Ribi membuka mata sipitnya lebar lalu menggeram marah. Digigitnya guling yang sedari tadi ia rangkul. “Please biasa aja Ribi, biasa aja!”

Ini gila. Kejadian waktu Charlie memeluknya terus terputar di pikirannya. Otaknya seakan memaksa untuk memutar kejadian yang memuakkan itu. Jantungnya pun ikut berdetak kencang selama mengingatnya. Padahal ini hanya pelukan singkat, tapi mengapa efek yang didapatkan sangat mendramatisir sekali sih?! Ribi jadi geram sendiri.

“Gue udah sering pelukan sama Belfan. Itupun lama. Tapi kok cuma gara-gara pelukan singkat itu gue jadi gak bisa tidur sih?!” Monolognya sembari memukul-mukul gulingnya. “Kayaknya lo udah ketularan gila karena main sama Charlie mulu deh, Bi.” Ribi terdiam. Ia kembali bermonolog seperti orang gila.

Detik selanjutnya Ribi mengacak-acak rambutnya kencang hingga beberapa helai rambut tercabut dari akarnya.

Tok tok tok ....

Ribi bangkit dari tidurnya. Ia langsung berlari ke arah ruang tamu untuk membukakan pintu. Namun sebelum itu ia merapikan penampilannya yang sudah seperti orang kesurupan ini, juga menetralkan jantung yang masih berdebar. Tangannya menyikap gorden biru, ingin mengintip siapa yang bertamu. Begitu melihat Belfan yang sedang berdiri di sana ia menghela napas lega. Segera ia buka pintu untuknya masuk.

“El—”

“Masuk dulu.”

“Tapi El gue ....” Perkataan Belfan kembali dipotong Ribi cepat.

“Minum apa?” Ribi yang hendak melenggang ke arah dapur terhenti kala Belfan berucap kembali.

“Gue mau ngomong sama lo sebentar, El. Gak usah ngehindar bisa?” Belfan menatap punggung mungil milik sahabatnya dengan was-was. Ia merutuki mulutnya yang mencaci sahabatnya tanpa sadar.

Sebenarnya Ribi bodo amat dengan cibiran orang lain mengenai dirinya, namun gadis itu sangat sensitif jika yang mengolok-olok adalah orang yang sudah dia anggap sebagai teman dekat. Contohnya Belfan. Sudah tahu kalau Ribi kalau marah lama, eh malah dibuat jengkel. Konsekuensi yang ia dapatkan ya dijauhi oleh gadis bermata sipit itu.

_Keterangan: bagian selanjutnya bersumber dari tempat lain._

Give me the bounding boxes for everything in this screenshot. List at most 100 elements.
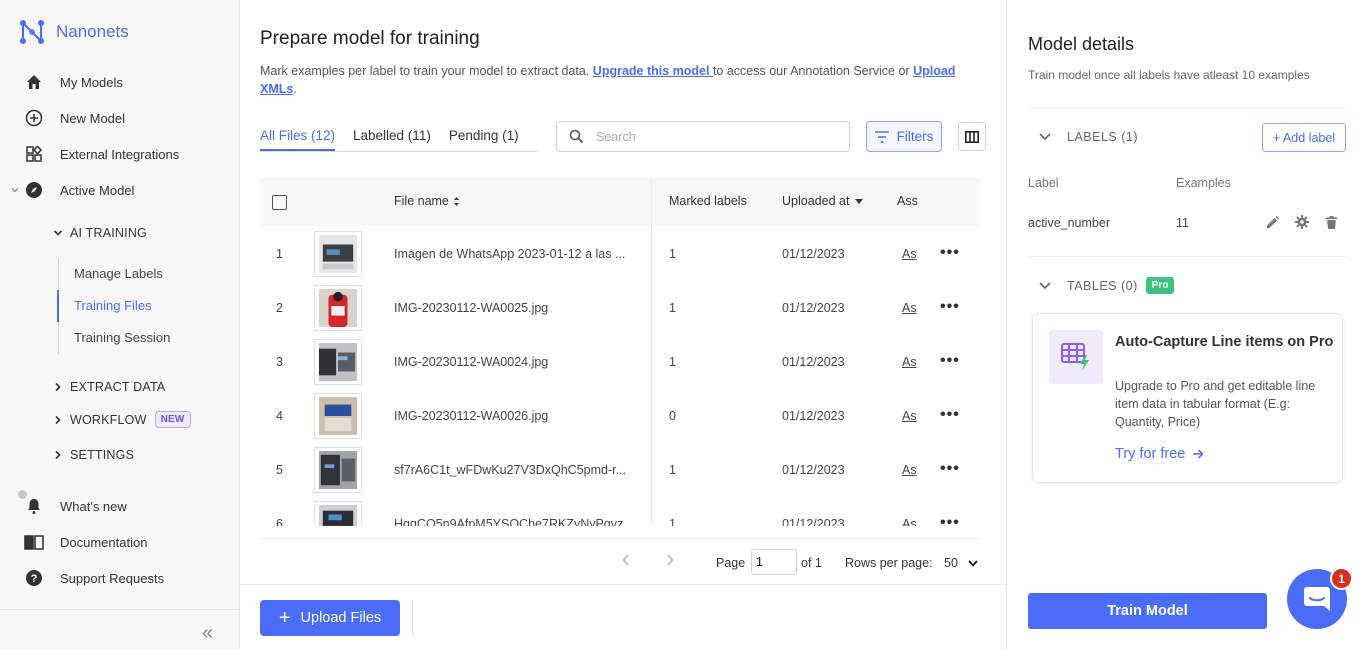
nav-workflow[interactable]: WORKFLOW NEW [52,411,191,428]
home-icon [24,72,44,92]
search-input[interactable] [596,129,826,144]
sidebar-footer: « [0,609,239,649]
chevron-down-icon [10,185,20,195]
page-number-input[interactable] [751,549,797,575]
table-row[interactable]: 3 IMG-20230112-WA0024.jpg 1 01/12/2023 As ••• [260,334,980,388]
rows-per-page-label: Rows per page: [845,556,933,570]
row-index: 3 [276,355,283,369]
table-row[interactable]: 5 sf7rA6C1t_wFDwKu27V3DxQhC5pmd-r... 1 01/1… [260,442,980,496]
filters-label: Filters [896,129,934,144]
file-name[interactable]: Imagen de WhatsApp 2023-01-12 a las ... [394,247,625,261]
file-thumbnail[interactable] [314,285,362,331]
header-file-name[interactable]: File name [394,194,460,208]
assign-link[interactable]: As [902,517,917,526]
nav-whats-new[interactable]: What's new [18,490,127,516]
file-thumbnail[interactable] [314,339,362,385]
nav-new-model[interactable]: New Model [24,108,125,128]
filters-button[interactable]: Filters [866,121,942,152]
label-examples-count: 11 [1176,216,1189,230]
nav-my-models[interactable]: My Models [24,72,123,92]
assign-link[interactable]: As [902,409,917,423]
nav-external-integrations[interactable]: External Integrations [24,144,179,164]
assign-link[interactable]: As [902,463,917,477]
brand-name: Nanonets [56,22,129,41]
uploaded-date: 01/12/2023 [782,247,845,261]
marked-labels-count: 0 [669,409,676,423]
marked-labels-count: 1 [669,355,676,369]
upload-files-button[interactable]: + Upload Files [260,600,400,636]
tab-pending[interactable]: Pending (1) [449,126,519,151]
trash-icon[interactable] [1323,214,1339,230]
more-options-icon[interactable]: ••• [940,460,960,478]
edit-icon[interactable] [1264,214,1280,230]
assign-link[interactable]: As [902,301,917,315]
file-name[interactable]: IMG-20230112-WA0025.jpg [394,301,548,315]
file-name[interactable]: sf7rA6C1t_wFDwKu27V3DxQhC5pmd-r... [394,463,626,477]
add-label-button[interactable]: + Add label [1262,123,1346,152]
nav-extract-data[interactable]: EXTRACT DATA [52,380,165,394]
page-description: Mark examples per label to train your mo… [260,62,980,98]
assign-link[interactable]: As [902,355,917,369]
more-options-icon[interactable]: ••• [940,514,960,526]
try-for-free-link[interactable]: Try for free [1115,446,1204,462]
nav-settings[interactable]: SETTINGS [52,448,134,462]
more-options-icon[interactable]: ••• [940,352,960,370]
files-table: File name Marked labels Uploaded at Ass … [260,178,980,526]
nav-training-files[interactable]: Training Files [74,298,152,313]
sort-desc-icon [855,198,864,204]
nav-training-session[interactable]: Training Session [74,330,170,345]
uploaded-date: 01/12/2023 [782,463,845,477]
description-mid: to access our Annotation Service or [712,64,914,78]
file-thumbnail[interactable] [314,447,362,493]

“Sebenernya semingguan lebih Oma selalu tanyain keberadaan lo di mana dan kenapa lo gak pernah main ke rumah kami. Oma pernah nekat mau kunjungin lo ke sini modal Go car sendirian. Untung aja pak Bimo lihat Oma, kalau enggak pasti Oma masih kekeh ke rumah lo," lanjutnya. Jika kalian kira ini pertama kalinya Belfan berucap panjang seperti ini, itu salah.

Mungkin orang lain bisa menyematkan panggilan Belfan dengan si bongkahan es berjalan, berbeda saat dia di depan Ribi, Belfan menjadi sosok lelaki yang rewel dan royal.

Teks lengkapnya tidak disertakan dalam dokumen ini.